Vers 1940 - archives familiales Un autre groupe de travailleurs à la Brown |
À l'endos de la photo précédente, mon grand-père Albert Jutras avait inscrit à la main le nom de ses amis |
Albert Jutras était pieux. Il allait à la messe tous les jours et récitait son chapelet dans sa chambre tous les soirs. Il faisait partie des Zouaves de La Tuque et entretenait religieusement son habit de cérémonie.
1927 Lors du grand rassemblement des Zouaves à La Tuque en 1927 Albert Jutras, debout, deuxième à partir de la gauche Archives familiales |
Mon grand-père était fier de sa maison et il aimait y faire de petits travaux d'entretien.
1950 |
1950 |
Mon grand-père aimait beaucoup les pique-niques en famille ...
comme ceux au p'tit lac...
1953 |
ou au Beaumont, appuyé contre l'auto ...
1956 |
ou simplement dans la cour arrière ...
1953 |
Il m'emmenait voir des parties de baseball au stade de la ville et les lutteurs au vieil aréna. Il disait souvent à ma mère: "Carmen, je m'en vais jouer aux dames avec Michel dans la cave." Et ma mère lui répondait: "Monsieur Jutras, jouez pas à l'argent avec Michel." Mais on gageait quand même cinq cennes la partie!
Mais ce qu'il aimait par-dessus tout, s'était de se retrouver seul au chalet du lac Brochet à la Bostonnais où il travaillait à défricher le terrain et couper du bois.

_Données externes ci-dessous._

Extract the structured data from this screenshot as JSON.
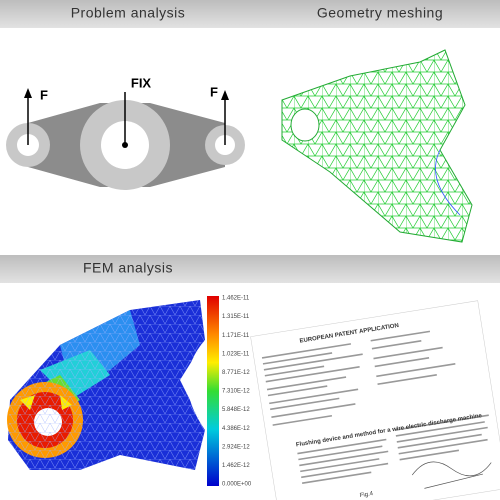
{
  "headers": {
    "problem": "Problem analysis",
    "meshing": "Geometry meshing",
    "fem": "FEM analysis"
  },
  "problem_diagram": {
    "left_force": "F",
    "fix": "FIX",
    "right_force": "F"
  },
  "fem_scale": [
    "1.462E-11",
    "1.315E-11",
    "1.171E-11",
    "1.023E-11",
    "8.771E-12",
    "7.310E-12",
    "5.848E-12",
    "4.386E-12",
    "2.924E-12",
    "1.462E-12",
    "0.000E+00"
  ],
  "patent": {
    "title": "EUROPEAN PATENT APPLICATION",
    "invention": "Flushing device and method for a wire electric discharge machine",
    "figure": "Fig.4"
  }
}
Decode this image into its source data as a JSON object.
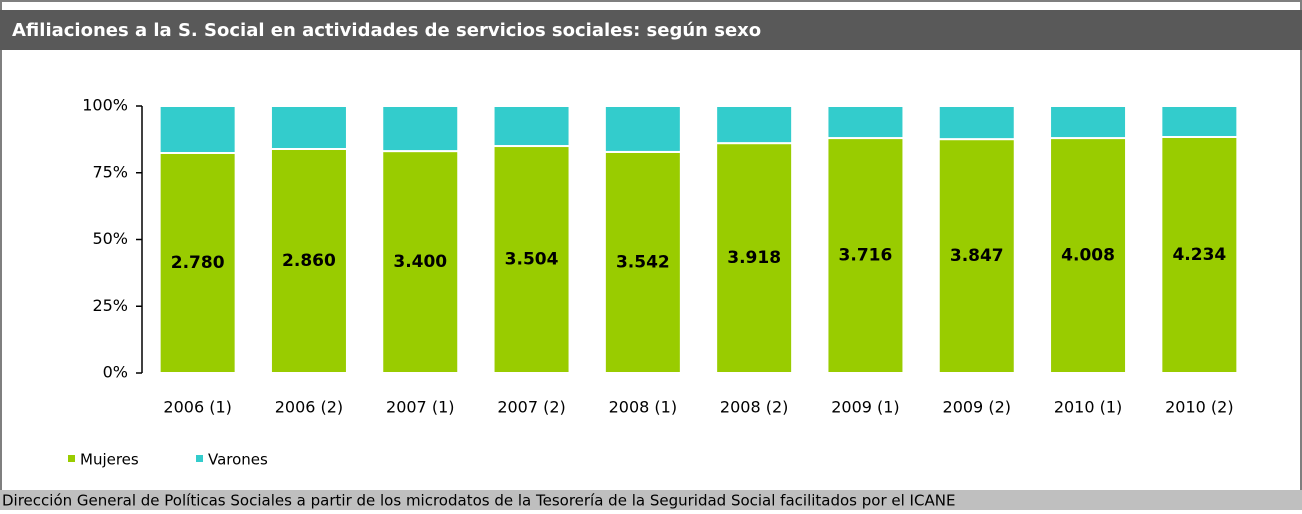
{
  "chart_data": {
    "type": "bar",
    "stacking": "percent",
    "title": "Afiliaciones a la S. Social en actividades de servicios sociales: según sexo",
    "source": "Dirección General de Políticas Sociales a partir de los microdatos de la Tesorería de la Seguridad Social facilitados por el ICANE",
    "categories": [
      "2006 (1)",
      "2006 (2)",
      "2007 (1)",
      "2007 (2)",
      "2008 (1)",
      "2008 (2)",
      "2009 (1)",
      "2009 (2)",
      "2010 (1)",
      "2010 (2)"
    ],
    "series": [
      {
        "name": "Mujeres",
        "color": "#99cc00",
        "values": [
          2780,
          2860,
          3400,
          3504,
          3542,
          3918,
          3716,
          3847,
          4008,
          4234
        ],
        "value_labels": [
          "2.780",
          "2.860",
          "3.400",
          "3.504",
          "3.542",
          "3.918",
          "3.716",
          "3.847",
          "4.008",
          "4.234"
        ]
      },
      {
        "name": "Varones",
        "color": "#33cccc",
        "values": [
          594,
          549,
          691,
          618,
          736,
          633,
          507,
          545,
          547,
          556
        ]
      }
    ],
    "ylim": [
      0,
      100
    ],
    "yticks": [
      {
        "value": 0,
        "label": "0%"
      },
      {
        "value": 25,
        "label": "25%"
      },
      {
        "value": 50,
        "label": "50%"
      },
      {
        "value": 75,
        "label": "75%"
      },
      {
        "value": 100,
        "label": "100%"
      }
    ],
    "legend": "bottom-left"
  }
}
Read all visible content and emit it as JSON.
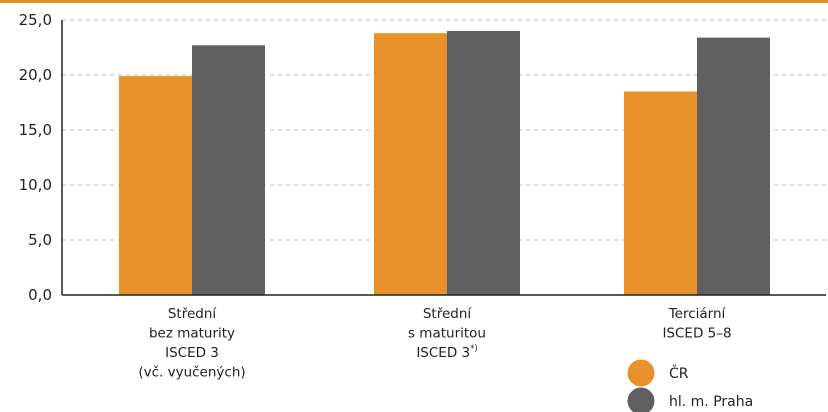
{
  "chart_data": {
    "type": "bar",
    "title": "",
    "xlabel": "",
    "ylabel": "",
    "ylim": [
      0,
      25
    ],
    "yticks": [
      "0,0",
      "5,0",
      "10,0",
      "15,0",
      "20,0",
      "25,0"
    ],
    "ytick_values": [
      0,
      5,
      10,
      15,
      20,
      25
    ],
    "grid": true,
    "legend_position": "bottom-right",
    "categories": [
      [
        "Střední",
        "bez maturity",
        "ISCED 3",
        "(vč. vyučených)"
      ],
      [
        "Střední",
        "s maturitou",
        "ISCED 3"
      ],
      [
        "Terciární",
        "ISCED 5–8"
      ]
    ],
    "category_superscripts": [
      "",
      "*)",
      ""
    ],
    "series": [
      {
        "name": "ČR",
        "color": "#e8912a",
        "values": [
          19.9,
          23.8,
          18.5
        ]
      },
      {
        "name": "hl. m. Praha",
        "color": "#606060",
        "values": [
          22.7,
          24.0,
          23.4
        ]
      }
    ]
  }
}
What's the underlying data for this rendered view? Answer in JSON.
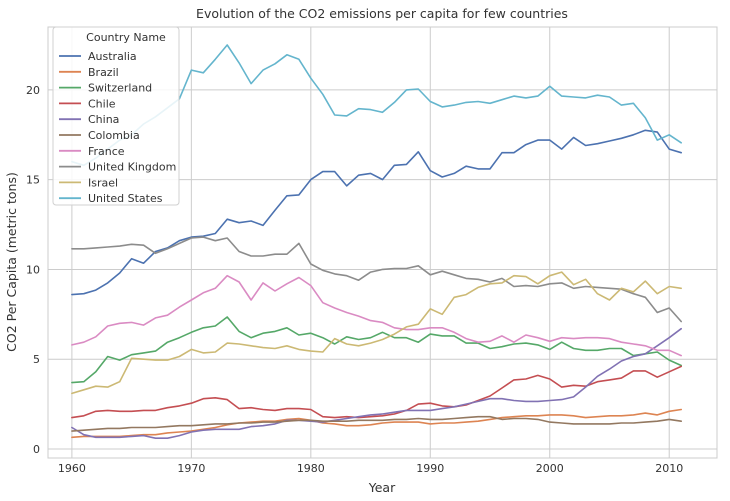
{
  "chart_data": {
    "type": "line",
    "title": "Evolution of the CO2 emissions per capita for few countries",
    "xlabel": "Year",
    "ylabel": "CO2 Per Capita (metric tons)",
    "xlim": [
      1958,
      2014
    ],
    "ylim": [
      -0.5,
      23.5
    ],
    "xticks": [
      1960,
      1970,
      1980,
      1990,
      2000,
      2010
    ],
    "yticks": [
      0,
      5,
      10,
      15,
      20
    ],
    "grid": true,
    "legend": {
      "title": "Country Name",
      "placement": "top-left"
    },
    "x": [
      1960,
      1961,
      1962,
      1963,
      1964,
      1965,
      1966,
      1967,
      1968,
      1969,
      1970,
      1971,
      1972,
      1973,
      1974,
      1975,
      1976,
      1977,
      1978,
      1979,
      1980,
      1981,
      1982,
      1983,
      1984,
      1985,
      1986,
      1987,
      1988,
      1989,
      1990,
      1991,
      1992,
      1993,
      1994,
      1995,
      1996,
      1997,
      1998,
      1999,
      2000,
      2001,
      2002,
      2003,
      2004,
      2005,
      2006,
      2007,
      2008,
      2009,
      2010,
      2011
    ],
    "series": [
      {
        "name": "Australia",
        "color": "#4c72b0",
        "values": [
          8.6,
          8.65,
          8.85,
          9.25,
          9.8,
          10.6,
          10.35,
          11.0,
          11.2,
          11.6,
          11.8,
          11.85,
          12.0,
          12.8,
          12.6,
          12.7,
          12.45,
          13.3,
          14.1,
          14.15,
          15.0,
          15.45,
          15.45,
          14.65,
          15.25,
          15.35,
          15.0,
          15.8,
          15.85,
          16.55,
          15.5,
          15.15,
          15.35,
          15.75,
          15.6,
          15.6,
          16.5,
          16.5,
          16.95,
          17.2,
          17.2,
          16.7,
          17.35,
          16.9,
          17.0,
          17.15,
          17.3,
          17.5,
          17.75,
          17.65,
          16.7,
          16.5
        ]
      },
      {
        "name": "Brazil",
        "color": "#dd8452",
        "values": [
          0.65,
          0.7,
          0.7,
          0.7,
          0.7,
          0.75,
          0.8,
          0.8,
          0.9,
          0.95,
          1.0,
          1.1,
          1.2,
          1.35,
          1.45,
          1.5,
          1.55,
          1.55,
          1.65,
          1.7,
          1.6,
          1.45,
          1.4,
          1.3,
          1.3,
          1.35,
          1.45,
          1.5,
          1.5,
          1.5,
          1.4,
          1.45,
          1.45,
          1.5,
          1.55,
          1.65,
          1.75,
          1.8,
          1.85,
          1.85,
          1.9,
          1.9,
          1.85,
          1.75,
          1.8,
          1.85,
          1.85,
          1.9,
          2.0,
          1.9,
          2.1,
          2.2
        ]
      },
      {
        "name": "Switzerland",
        "color": "#55a868",
        "values": [
          3.7,
          3.75,
          4.3,
          5.15,
          4.95,
          5.25,
          5.35,
          5.45,
          5.95,
          6.2,
          6.5,
          6.75,
          6.85,
          7.35,
          6.55,
          6.2,
          6.45,
          6.55,
          6.75,
          6.35,
          6.45,
          6.2,
          5.85,
          6.25,
          6.1,
          6.2,
          6.5,
          6.2,
          6.2,
          5.95,
          6.4,
          6.3,
          6.3,
          5.9,
          5.9,
          5.6,
          5.7,
          5.85,
          5.9,
          5.8,
          5.55,
          5.95,
          5.6,
          5.5,
          5.5,
          5.6,
          5.6,
          5.2,
          5.3,
          5.4,
          4.95,
          4.65
        ]
      },
      {
        "name": "Chile",
        "color": "#c44e52",
        "values": [
          1.75,
          1.85,
          2.1,
          2.15,
          2.1,
          2.1,
          2.15,
          2.15,
          2.3,
          2.4,
          2.55,
          2.8,
          2.85,
          2.75,
          2.25,
          2.3,
          2.2,
          2.15,
          2.25,
          2.25,
          2.2,
          1.8,
          1.75,
          1.8,
          1.75,
          1.8,
          1.85,
          1.95,
          2.15,
          2.5,
          2.55,
          2.4,
          2.35,
          2.45,
          2.7,
          2.95,
          3.4,
          3.85,
          3.9,
          4.1,
          3.9,
          3.45,
          3.55,
          3.5,
          3.75,
          3.85,
          3.95,
          4.35,
          4.35,
          4.0,
          4.3,
          4.6
        ]
      },
      {
        "name": "China",
        "color": "#8172b3",
        "values": [
          1.2,
          0.8,
          0.65,
          0.65,
          0.65,
          0.7,
          0.75,
          0.6,
          0.6,
          0.75,
          0.95,
          1.05,
          1.1,
          1.1,
          1.1,
          1.25,
          1.3,
          1.4,
          1.6,
          1.6,
          1.55,
          1.5,
          1.6,
          1.7,
          1.8,
          1.9,
          1.95,
          2.05,
          2.15,
          2.15,
          2.15,
          2.25,
          2.35,
          2.5,
          2.65,
          2.8,
          2.8,
          2.7,
          2.65,
          2.65,
          2.7,
          2.75,
          2.9,
          3.45,
          4.05,
          4.45,
          4.9,
          5.15,
          5.3,
          5.75,
          6.2,
          6.7
        ]
      },
      {
        "name": "Colombia",
        "color": "#937860",
        "values": [
          1.0,
          1.05,
          1.1,
          1.15,
          1.15,
          1.2,
          1.2,
          1.2,
          1.25,
          1.3,
          1.3,
          1.35,
          1.4,
          1.4,
          1.45,
          1.45,
          1.5,
          1.5,
          1.55,
          1.6,
          1.6,
          1.55,
          1.55,
          1.55,
          1.6,
          1.6,
          1.6,
          1.65,
          1.65,
          1.7,
          1.65,
          1.65,
          1.7,
          1.75,
          1.8,
          1.8,
          1.65,
          1.7,
          1.7,
          1.65,
          1.5,
          1.45,
          1.4,
          1.4,
          1.4,
          1.4,
          1.45,
          1.45,
          1.5,
          1.55,
          1.65,
          1.55
        ]
      },
      {
        "name": "France",
        "color": "#da8bc3",
        "values": [
          5.8,
          5.95,
          6.25,
          6.85,
          7.0,
          7.05,
          6.9,
          7.3,
          7.45,
          7.9,
          8.3,
          8.7,
          8.95,
          9.65,
          9.3,
          8.3,
          9.25,
          8.8,
          9.2,
          9.55,
          9.1,
          8.15,
          7.85,
          7.6,
          7.4,
          7.15,
          7.05,
          6.75,
          6.65,
          6.65,
          6.75,
          6.75,
          6.5,
          6.15,
          5.95,
          6.0,
          6.3,
          5.95,
          6.35,
          6.2,
          6.0,
          6.2,
          6.15,
          6.2,
          6.2,
          6.15,
          5.95,
          5.85,
          5.75,
          5.5,
          5.5,
          5.2
        ]
      },
      {
        "name": "United Kingdom",
        "color": "#8c8c8c",
        "values": [
          11.15,
          11.15,
          11.2,
          11.25,
          11.3,
          11.4,
          11.35,
          10.9,
          11.15,
          11.45,
          11.75,
          11.8,
          11.6,
          11.75,
          11.0,
          10.75,
          10.75,
          10.85,
          10.85,
          11.45,
          10.3,
          9.95,
          9.75,
          9.65,
          9.4,
          9.85,
          10.0,
          10.05,
          10.05,
          10.2,
          9.7,
          9.9,
          9.7,
          9.5,
          9.45,
          9.3,
          9.5,
          9.05,
          9.1,
          9.05,
          9.2,
          9.25,
          8.95,
          9.05,
          9.0,
          8.95,
          8.9,
          8.65,
          8.45,
          7.6,
          7.85,
          7.1
        ]
      },
      {
        "name": "Israel",
        "color": "#ccb974",
        "values": [
          3.1,
          3.3,
          3.5,
          3.45,
          3.75,
          5.05,
          5.0,
          4.95,
          4.95,
          5.15,
          5.55,
          5.35,
          5.4,
          5.9,
          5.85,
          5.75,
          5.65,
          5.6,
          5.75,
          5.55,
          5.45,
          5.4,
          6.15,
          5.85,
          5.75,
          5.9,
          6.1,
          6.4,
          6.8,
          6.95,
          7.8,
          7.5,
          8.45,
          8.6,
          9.0,
          9.2,
          9.25,
          9.65,
          9.6,
          9.2,
          9.65,
          9.85,
          9.15,
          9.45,
          8.65,
          8.3,
          8.95,
          8.75,
          9.35,
          8.65,
          9.05,
          8.95
        ]
      },
      {
        "name": "United States",
        "color": "#64b5cd",
        "values": [
          16.0,
          15.8,
          16.2,
          16.7,
          17.2,
          17.5,
          18.1,
          18.5,
          19.0,
          19.5,
          21.1,
          20.95,
          21.7,
          22.5,
          21.5,
          20.35,
          21.1,
          21.45,
          21.95,
          21.7,
          20.65,
          19.75,
          18.6,
          18.55,
          18.95,
          18.9,
          18.75,
          19.3,
          20.0,
          20.05,
          19.35,
          19.05,
          19.15,
          19.3,
          19.35,
          19.25,
          19.45,
          19.65,
          19.55,
          19.65,
          20.2,
          19.65,
          19.6,
          19.55,
          19.7,
          19.6,
          19.15,
          19.25,
          18.45,
          17.2,
          17.5,
          17.05
        ]
      }
    ]
  }
}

La dernière photo avec mon grand-père et ma soeur Céline dans la cour arrière de la maison de la rue Saint-Augustin 1962 |
Mon grand-père Albert Jutras a été un pionnier de l'Autre bord du lac. Il y est arrivé parmi les premiers, y a construit lui-même sa maison, a travaillé à la Brown de 1917 à 1951 et a contribué à donner une âme à son quartier.
P. S. Je tiens à remercier mon frère Jacques qui a fait en 1998 et 1999 une remarquable recherche généalogique sur les Jutras, retraçant les actes de mariage, de naissance et de décès aux Archives nationales et dans les presbytères de plusieurs paroisses, à une époque pas si lointaine où peu de données étaient disponibles sur Internet.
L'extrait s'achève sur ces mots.